False pages for transient errors are bad - ideally you only get paged if human intervention is required, and this should form a feedback cycle to determine how to avoid it in future. If all the pages are genuine problems requiring human action then this should feed into tickets to improve things


Not only that, but you probably need follow the sun if you want <30 minute response time.

Given a system that collects minute-based metrics, it generally takes around 5-10 minutes to generate an alert. Another 5-10 minutes for the person to get to their computer unless it's already in their hand (what if you get unlucky and on-call was taking a shower or using the toilet?). After that, another 5-10 minutes to see what's going on with the system.

After all that, it usually takes some more minutes to actually fix the problem.

Dropbox has a nice article on all the changes they made to streamline incidence response https://dropbox.tech/infrastructure/lessons-learned-in-incid...


I've worked two SRE (or SRE-adjacent) jobs with oncall duty (Some unicorn and a FAANG). Neither have been remotely as bad to what you're saying. (Only one was actually 24/7 for a week shift.)

The whole point is that before you join, the team has done sufficient work to not make it hell, and your work during business hours makes sure it stays that way. Are there a couple bad weeks throughout the year? Sure, but it's far, far from the norm.


Constantly? It's one wakeup in 4 months.


I did that for a few years, and wasn't on 500k a year, but I'm also the company co-founder, so you could argue that a "specific monetary goal" was applicable.


You don't need 24/7 SREs, you could do it with 24/7 first-line customer support staff monitoring Twitter, Reddit, and official lines of comms that have the ability to page the regular engineering team.

That's a lot easier to hire, and lower cost. More training required of what is worth waking people up over; way less in terms of how to fix database/cache bugs.


Support engineers and an official bug reporting channel would help. I noticed and reported the issue on their official forums at on 16 March, but got no response.

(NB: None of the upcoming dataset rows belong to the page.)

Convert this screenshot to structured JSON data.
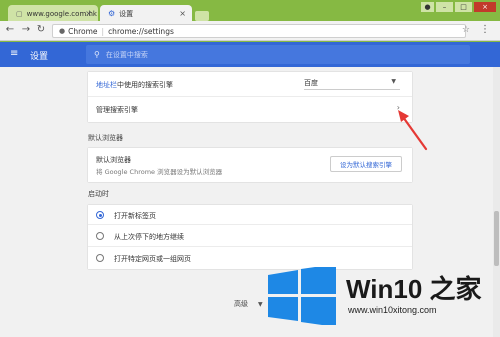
{
  "browser": {
    "tabs": [
      {
        "title": "www.google.com.hk"
      },
      {
        "title": "设置"
      }
    ],
    "omnibox": {
      "scheme_label": "Chrome",
      "url": "chrome://settings"
    }
  },
  "settings": {
    "header_title": "设置",
    "search_placeholder": "在设置中搜索",
    "search_engine": {
      "address_bar_link": "地址栏",
      "address_bar_label": "中使用的搜索引擎",
      "selected_engine": "百度",
      "manage_label": "管理搜索引擎"
    },
    "default_browser": {
      "section_title": "默认浏览器",
      "row_title": "默认浏览器",
      "row_subtitle": "将 Google Chrome 浏览器设为默认浏览器",
      "button_label": "设为默认搜索引擎"
    },
    "on_startup": {
      "section_title": "启动时",
      "options": [
        {
          "label": "打开新标签页",
          "selected": true
        },
        {
          "label": "从上次停下的地方继续",
          "selected": false
        },
        {
          "label": "打开特定网页或一组网页",
          "selected": false
        }
      ]
    },
    "advanced_label": "高级"
  },
  "watermark": {
    "brand_text": "Win10 之家",
    "url": "www.win10xitong.com"
  },
  "colors": {
    "accent": "#3367d6",
    "frame": "#86b943",
    "annotation_arrow": "#e53935"
  }
}
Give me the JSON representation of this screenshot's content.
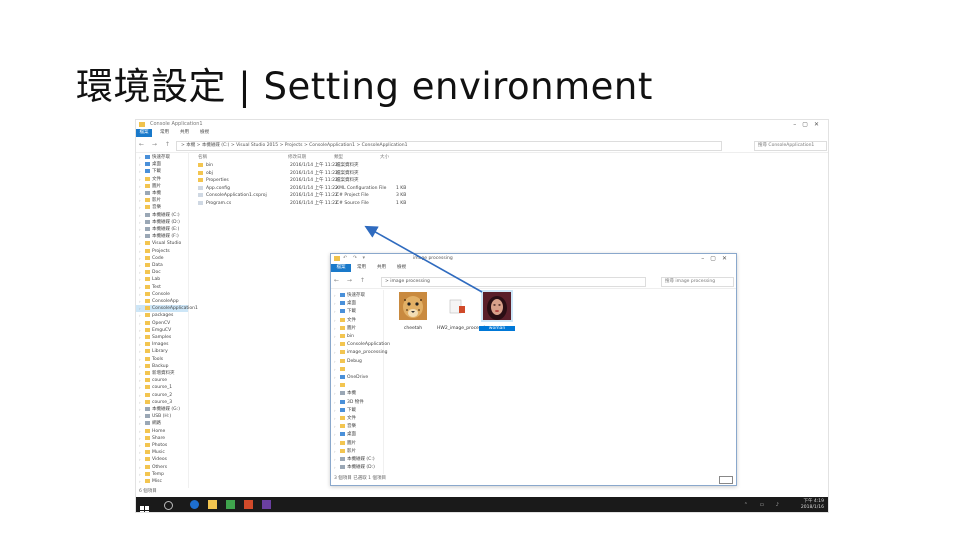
{
  "slide": {
    "title": "環境設定 | Setting environment"
  },
  "explorer": {
    "window_title": "Console Application1",
    "ribbon_tabs": [
      "檔案",
      "常用",
      "共用",
      "檢視"
    ],
    "nav_buttons": "← → ↑",
    "address_path": "> 本機 > 本機磁碟 (C:) > Visual Studio 2015 > Projects > ConsoleApplication1 > ConsoleApplication1",
    "search_placeholder": "搜尋 ConsoleApplication1",
    "columns": [
      "名稱",
      "修改日期",
      "類型",
      "大小"
    ],
    "files": [
      {
        "name": "bin",
        "date": "2016/1/14 上午 11:22",
        "type": "檔案資料夾",
        "size": ""
      },
      {
        "name": "obj",
        "date": "2016/1/14 上午 11:22",
        "type": "檔案資料夾",
        "size": ""
      },
      {
        "name": "Properties",
        "date": "2016/1/14 上午 11:22",
        "type": "檔案資料夾",
        "size": ""
      },
      {
        "name": "App.config",
        "date": "2016/1/14 上午 11:22",
        "type": "XML Configuration File",
        "size": "1 KB"
      },
      {
        "name": "ConsoleApplication1.csproj",
        "date": "2016/1/14 上午 11:22",
        "type": "C# Project File",
        "size": "3 KB"
      },
      {
        "name": "Program.cs",
        "date": "2016/1/14 上午 11:22",
        "type": "C# Source File",
        "size": "1 KB"
      }
    ],
    "tree": [
      {
        "label": "快速存取",
        "icon": "blue"
      },
      {
        "label": "桌面",
        "icon": "blue"
      },
      {
        "label": "下載",
        "icon": "blue"
      },
      {
        "label": "文件",
        "icon": ""
      },
      {
        "label": "圖片",
        "icon": ""
      },
      {
        "label": "本機",
        "icon": "drive"
      },
      {
        "label": "影片",
        "icon": ""
      },
      {
        "label": "音樂",
        "icon": ""
      },
      {
        "label": "本機磁碟 (C:)",
        "icon": "drive"
      },
      {
        "label": "本機磁碟 (D:)",
        "icon": "drive"
      },
      {
        "label": "本機磁碟 (E:)",
        "icon": "drive"
      },
      {
        "label": "本機磁碟 (F:)",
        "icon": "drive"
      },
      {
        "label": "Visual Studio",
        "icon": ""
      },
      {
        "label": "Projects",
        "icon": ""
      },
      {
        "label": "Code",
        "icon": ""
      },
      {
        "label": "Data",
        "icon": ""
      },
      {
        "label": "Doc",
        "icon": ""
      },
      {
        "label": "Lab",
        "icon": ""
      },
      {
        "label": "Test",
        "icon": ""
      },
      {
        "label": "Console",
        "icon": ""
      },
      {
        "label": "ConsoleApp",
        "icon": ""
      },
      {
        "label": "ConsoleApplication1",
        "icon": ""
      },
      {
        "label": "packages",
        "icon": ""
      },
      {
        "label": "OpenCV",
        "icon": ""
      },
      {
        "label": "EmguCV",
        "icon": ""
      },
      {
        "label": "Samples",
        "icon": ""
      },
      {
        "label": "Images",
        "icon": ""
      },
      {
        "label": "Library",
        "icon": ""
      },
      {
        "label": "Tools",
        "icon": ""
      },
      {
        "label": "Backup",
        "icon": ""
      },
      {
        "label": "新增資料夾",
        "icon": ""
      },
      {
        "label": "course",
        "icon": ""
      },
      {
        "label": "course_1",
        "icon": ""
      },
      {
        "label": "course_2",
        "icon": ""
      },
      {
        "label": "course_3",
        "icon": ""
      },
      {
        "label": "本機磁碟 (G:)",
        "icon": "drive"
      },
      {
        "label": "USB (H:)",
        "icon": "drive"
      },
      {
        "label": "網路",
        "icon": "drive"
      },
      {
        "label": "Home",
        "icon": ""
      },
      {
        "label": "Share",
        "icon": ""
      },
      {
        "label": "Photos",
        "icon": ""
      },
      {
        "label": "Music",
        "icon": ""
      },
      {
        "label": "Videos",
        "icon": ""
      },
      {
        "label": "Others",
        "icon": ""
      },
      {
        "label": "Temp",
        "icon": ""
      },
      {
        "label": "Misc",
        "icon": ""
      }
    ],
    "selected_tree_index": 21,
    "status": "6 個項目"
  },
  "image_window": {
    "title": "image processing",
    "tools": "↶ ↷ ▾",
    "ribbon_tabs": [
      "檔案",
      "常用",
      "共用",
      "檢視"
    ],
    "nav_buttons": "← → ↑",
    "address_path": "> image processing",
    "search_placeholder": "搜尋 image processing",
    "tree": [
      {
        "label": "快速存取",
        "icon": "blue"
      },
      {
        "label": "桌面",
        "icon": "blue"
      },
      {
        "label": "下載",
        "icon": "blue"
      },
      {
        "label": "文件",
        "icon": ""
      },
      {
        "label": "圖片",
        "icon": ""
      },
      {
        "label": "bin",
        "icon": ""
      },
      {
        "label": "ConsoleApplication",
        "icon": ""
      },
      {
        "label": "image_processing",
        "icon": ""
      },
      {
        "label": "Debug",
        "icon": ""
      },
      {
        "label": "",
        "icon": ""
      },
      {
        "label": "OneDrive",
        "icon": "blue"
      },
      {
        "label": "",
        "icon": ""
      },
      {
        "label": "本機",
        "icon": "drive"
      },
      {
        "label": "3D 物件",
        "icon": "blue"
      },
      {
        "label": "下載",
        "icon": "blue"
      },
      {
        "label": "文件",
        "icon": ""
      },
      {
        "label": "音樂",
        "icon": ""
      },
      {
        "label": "桌面",
        "icon": "blue"
      },
      {
        "label": "圖片",
        "icon": ""
      },
      {
        "label": "影片",
        "icon": ""
      },
      {
        "label": "本機磁碟 (C:)",
        "icon": "drive"
      },
      {
        "label": "本機磁碟 (D:)",
        "icon": "drive"
      }
    ],
    "selected_tree_index": 0,
    "thumbnails": [
      {
        "caption": "cheetah",
        "kind": "cheetah"
      },
      {
        "caption": "HW2_image_processing",
        "kind": "file"
      },
      {
        "caption": "woman",
        "kind": "woman"
      }
    ],
    "selected_thumb_index": 2,
    "status": "3 個項目  已選取 1 個項目"
  },
  "taskbar": {
    "clock_time": "下午 4:19",
    "clock_date": "2018/1/16",
    "tray": "⌃ ▭ ♪"
  },
  "colors": {
    "accent": "#1979ca",
    "selection": "#cde6f7",
    "arrow": "#2f6bbf",
    "taskbar": "#1a1a1a"
  }
}
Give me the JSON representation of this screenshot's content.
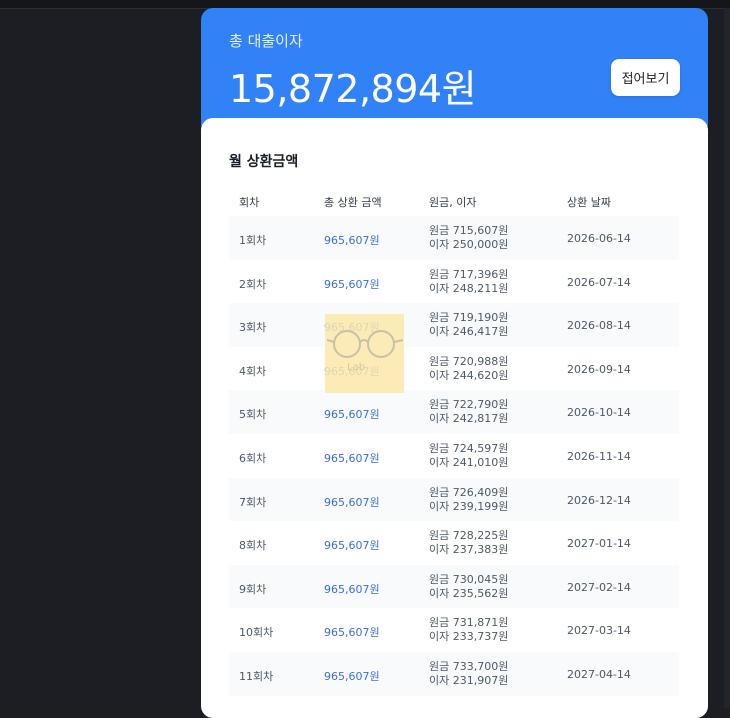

https://community.openai.com/t/bug-incorrect-chatgpt-chat-se...

I only reported it on the forums because there didn't seem to be an official bug reporting channel, just a heavyweight security reporting process.

As well as the actions they took to fix this specific bug, another useful action would be to have a documented and monitored bug reporting channel.


Probably because they launched ChatGPT as an experiment and didn't think it would blow up, needing full time SRE etc. I don't think it was designed for scale and reliability when they launched.


Do events like this cause them to lose enough revenue that it would make sense to hire a bunch of SRE's?


Probably the real reason. I assume they intend to make money off enterprise contracts which would include SLAs. Then they'd set their support based off that


Given the Microsoft partnership, they might not even need to manage any real infrastructure. Just hand it off to Azure and let them handle the details.


Just add metrics for the number of times "ChatGPT" and "OpenAI" appeared in tweets, reddit posts, and HN comments in the last (rolling) five minutes, put them on a dashboard alongside all your other monitoring, and have a threshold where they page the oncall to review what's being said. It doesn't even have to be an SRE in this case; it could be just about anyone.